Son olarak da, karar metninde “enflasyon ve enflasyon beklentilerindeki yüksek seviyeler dikkate alınarak, Enflasyon Raporu tahmin patikasındaki belirgin düşüş sağlanana kadar para politikasındaki mevcut sıkı duruş kararlılıkla sürdürülecektir” ifadesi korunmuş. TCMB’nin tahmin patikasına (son Enflasyon Raporu) baktığımızda ise enflasyon, Ağustos’ta düşmeye başlıyor, Enflasyon, Eylül itibariyle belirgin bir düşüş göstermeye başlayacak ve bu yılın son çeyreğinde hızlanacak. TCMB, enflasyonun yılı %14,1 ile kapatmasını bekliyor. Bu ifadelerin korunması üzerinden yılın son çeyreği için olası bir parasal gevşemeyi hala masada tuttuğunu değerlendiriyoruz.
Yılın geri kalanında enflasyon patikası beklentimiz Kasım ayına kadar enflasyonun %19 civarında dalgalanması yönünde. Bu beklentimizin arkasında ise bu dönemde mevsimsel ve maliyet etkisiyle gıda ve giyim ürünlerinde ve temel ve dayanıklı mallarda (okulların yeniden açılması, yeni sezon başlangıcı, tarımsal yaz sezonu hasatlarının bitmesi) beklediğimiz fiyat artışları var. Ayrıca, bu dönemde hizmet enflasyonunun da ekonominin yeniden açılmasına paralel dikkat çekmesini bekliyoruz. Öte yandan, Kasım ve Aralık aylarında baz etkilerinin devreye girmesini ve bu iki ayda enflasyonun toplam 200 baz puan gerilemesini (yıl sonu beklentimiz %16) bekliyoruz. Öte yandan, enflasyonda düşüş senaryomuzda sonbaharda yeni bir elektrik ve/ya doğalgaz zammı varsayımı eklemedik.
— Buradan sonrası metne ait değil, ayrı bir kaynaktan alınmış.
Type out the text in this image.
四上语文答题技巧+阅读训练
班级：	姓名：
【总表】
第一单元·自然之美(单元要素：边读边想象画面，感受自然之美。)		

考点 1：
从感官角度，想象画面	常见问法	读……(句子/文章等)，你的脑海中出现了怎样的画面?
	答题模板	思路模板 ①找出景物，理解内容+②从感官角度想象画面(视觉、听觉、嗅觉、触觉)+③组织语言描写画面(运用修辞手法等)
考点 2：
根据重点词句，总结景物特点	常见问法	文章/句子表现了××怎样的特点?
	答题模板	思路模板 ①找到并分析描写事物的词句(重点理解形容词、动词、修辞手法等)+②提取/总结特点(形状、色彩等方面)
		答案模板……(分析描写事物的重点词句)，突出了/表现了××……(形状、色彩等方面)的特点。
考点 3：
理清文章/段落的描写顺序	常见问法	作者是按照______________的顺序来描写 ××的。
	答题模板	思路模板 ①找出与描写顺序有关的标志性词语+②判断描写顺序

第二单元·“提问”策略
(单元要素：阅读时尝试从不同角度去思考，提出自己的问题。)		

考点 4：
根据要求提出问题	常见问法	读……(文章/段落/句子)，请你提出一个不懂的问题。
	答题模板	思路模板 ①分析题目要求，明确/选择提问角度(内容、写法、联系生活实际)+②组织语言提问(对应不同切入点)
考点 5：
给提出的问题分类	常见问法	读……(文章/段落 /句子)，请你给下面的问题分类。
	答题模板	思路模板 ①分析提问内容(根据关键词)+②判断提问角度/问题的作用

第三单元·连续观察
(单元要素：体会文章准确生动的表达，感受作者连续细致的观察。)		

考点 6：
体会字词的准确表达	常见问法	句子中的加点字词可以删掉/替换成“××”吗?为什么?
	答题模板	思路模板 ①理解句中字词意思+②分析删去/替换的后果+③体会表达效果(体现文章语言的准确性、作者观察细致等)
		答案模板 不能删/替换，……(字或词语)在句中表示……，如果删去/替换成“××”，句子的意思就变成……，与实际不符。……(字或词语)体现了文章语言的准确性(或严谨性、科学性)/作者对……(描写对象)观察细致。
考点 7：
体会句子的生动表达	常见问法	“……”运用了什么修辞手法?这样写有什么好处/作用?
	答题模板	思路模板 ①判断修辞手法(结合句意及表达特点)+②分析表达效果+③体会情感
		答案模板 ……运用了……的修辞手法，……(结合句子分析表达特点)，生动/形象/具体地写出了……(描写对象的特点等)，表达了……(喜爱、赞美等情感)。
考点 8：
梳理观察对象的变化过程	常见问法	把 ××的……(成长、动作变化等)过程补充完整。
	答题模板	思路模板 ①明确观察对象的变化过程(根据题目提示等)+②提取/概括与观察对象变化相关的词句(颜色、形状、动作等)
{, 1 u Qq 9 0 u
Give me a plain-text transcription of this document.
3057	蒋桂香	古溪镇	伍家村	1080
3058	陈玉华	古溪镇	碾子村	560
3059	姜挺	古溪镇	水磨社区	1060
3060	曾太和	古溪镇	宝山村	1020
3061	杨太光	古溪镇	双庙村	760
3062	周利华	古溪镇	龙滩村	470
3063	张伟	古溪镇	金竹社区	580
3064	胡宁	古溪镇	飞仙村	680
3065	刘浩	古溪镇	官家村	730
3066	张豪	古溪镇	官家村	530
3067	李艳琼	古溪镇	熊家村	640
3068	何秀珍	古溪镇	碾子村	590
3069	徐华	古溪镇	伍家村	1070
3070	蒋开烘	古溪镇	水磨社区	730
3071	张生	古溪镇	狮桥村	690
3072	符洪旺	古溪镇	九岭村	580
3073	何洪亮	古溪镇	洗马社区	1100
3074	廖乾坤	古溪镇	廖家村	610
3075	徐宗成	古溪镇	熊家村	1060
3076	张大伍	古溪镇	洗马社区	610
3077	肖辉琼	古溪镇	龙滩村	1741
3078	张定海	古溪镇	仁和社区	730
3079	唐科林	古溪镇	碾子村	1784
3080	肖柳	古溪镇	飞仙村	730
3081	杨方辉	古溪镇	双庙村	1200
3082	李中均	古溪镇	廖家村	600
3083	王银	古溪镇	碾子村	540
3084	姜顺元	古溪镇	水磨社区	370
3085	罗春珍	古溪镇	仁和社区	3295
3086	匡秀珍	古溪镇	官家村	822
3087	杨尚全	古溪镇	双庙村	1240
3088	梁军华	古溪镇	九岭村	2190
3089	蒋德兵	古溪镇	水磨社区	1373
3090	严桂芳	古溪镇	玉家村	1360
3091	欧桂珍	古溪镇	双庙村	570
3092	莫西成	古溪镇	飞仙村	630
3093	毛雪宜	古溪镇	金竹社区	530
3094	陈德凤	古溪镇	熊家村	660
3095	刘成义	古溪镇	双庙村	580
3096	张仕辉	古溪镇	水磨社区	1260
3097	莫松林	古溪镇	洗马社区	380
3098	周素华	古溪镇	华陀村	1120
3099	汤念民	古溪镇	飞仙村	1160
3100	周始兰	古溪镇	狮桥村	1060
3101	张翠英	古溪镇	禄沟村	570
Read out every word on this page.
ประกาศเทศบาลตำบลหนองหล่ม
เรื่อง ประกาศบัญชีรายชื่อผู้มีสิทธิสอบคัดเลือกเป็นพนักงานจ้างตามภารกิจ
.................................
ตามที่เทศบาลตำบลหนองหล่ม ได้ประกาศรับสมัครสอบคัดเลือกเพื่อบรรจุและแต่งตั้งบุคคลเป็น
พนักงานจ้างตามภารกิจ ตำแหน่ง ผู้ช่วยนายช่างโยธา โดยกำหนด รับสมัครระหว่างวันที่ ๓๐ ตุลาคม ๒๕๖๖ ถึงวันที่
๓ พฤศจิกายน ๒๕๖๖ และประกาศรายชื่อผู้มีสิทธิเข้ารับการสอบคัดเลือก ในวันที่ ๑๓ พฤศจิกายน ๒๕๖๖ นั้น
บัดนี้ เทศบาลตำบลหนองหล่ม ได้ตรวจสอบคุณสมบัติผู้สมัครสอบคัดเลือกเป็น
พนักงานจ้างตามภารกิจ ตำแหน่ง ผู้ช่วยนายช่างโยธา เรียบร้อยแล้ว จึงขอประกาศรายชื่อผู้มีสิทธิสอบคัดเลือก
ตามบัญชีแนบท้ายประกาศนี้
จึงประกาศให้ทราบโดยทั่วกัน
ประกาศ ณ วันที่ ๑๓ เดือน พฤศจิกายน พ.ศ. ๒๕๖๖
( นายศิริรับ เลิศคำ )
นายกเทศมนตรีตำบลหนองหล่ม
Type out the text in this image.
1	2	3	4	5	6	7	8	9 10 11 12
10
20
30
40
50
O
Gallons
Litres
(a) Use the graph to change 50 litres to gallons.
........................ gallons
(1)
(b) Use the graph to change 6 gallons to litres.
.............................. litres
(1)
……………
Bir süredir, maliyet kaynaklı sebepler (ÜFE) ve hizmetler sektörünün yeniden açılmasının sebebiyle ekonomistler enflasyon beklentilerini yukarı yönlü revize ediyor. Ayrıca, ekonomide çıktı fazlası (son dönemde gerilemeye başlasa da) uzun bir süredir gündemimizde kalmaya devam ediyor. TCMB’nin beklediğinden daha yüksek bir enflasyon patikası ile karşılaşmamız durumunda, TCMB’nin masada tuttuğunu düşündüğümüz olası bir parasal gevşemeyi bir süre daha ertelemesi gerekebilir. Diğer bir değişle, sonbaharda enflasyon kayda değer oranda gerilemediği takdirde sonbaharda bir faiz indirimi gerçekleşmeyebilir. Gene de, enflasyonun 2022’nin ilk çeyreğinde %15’e doğru gerilemesini beklediğimizden dolayı 2021 bitmeden TCMB’nin 100 puan civarında bir faiz indirimine gitme ihtimalin olduğunu değerlendiriyoruz.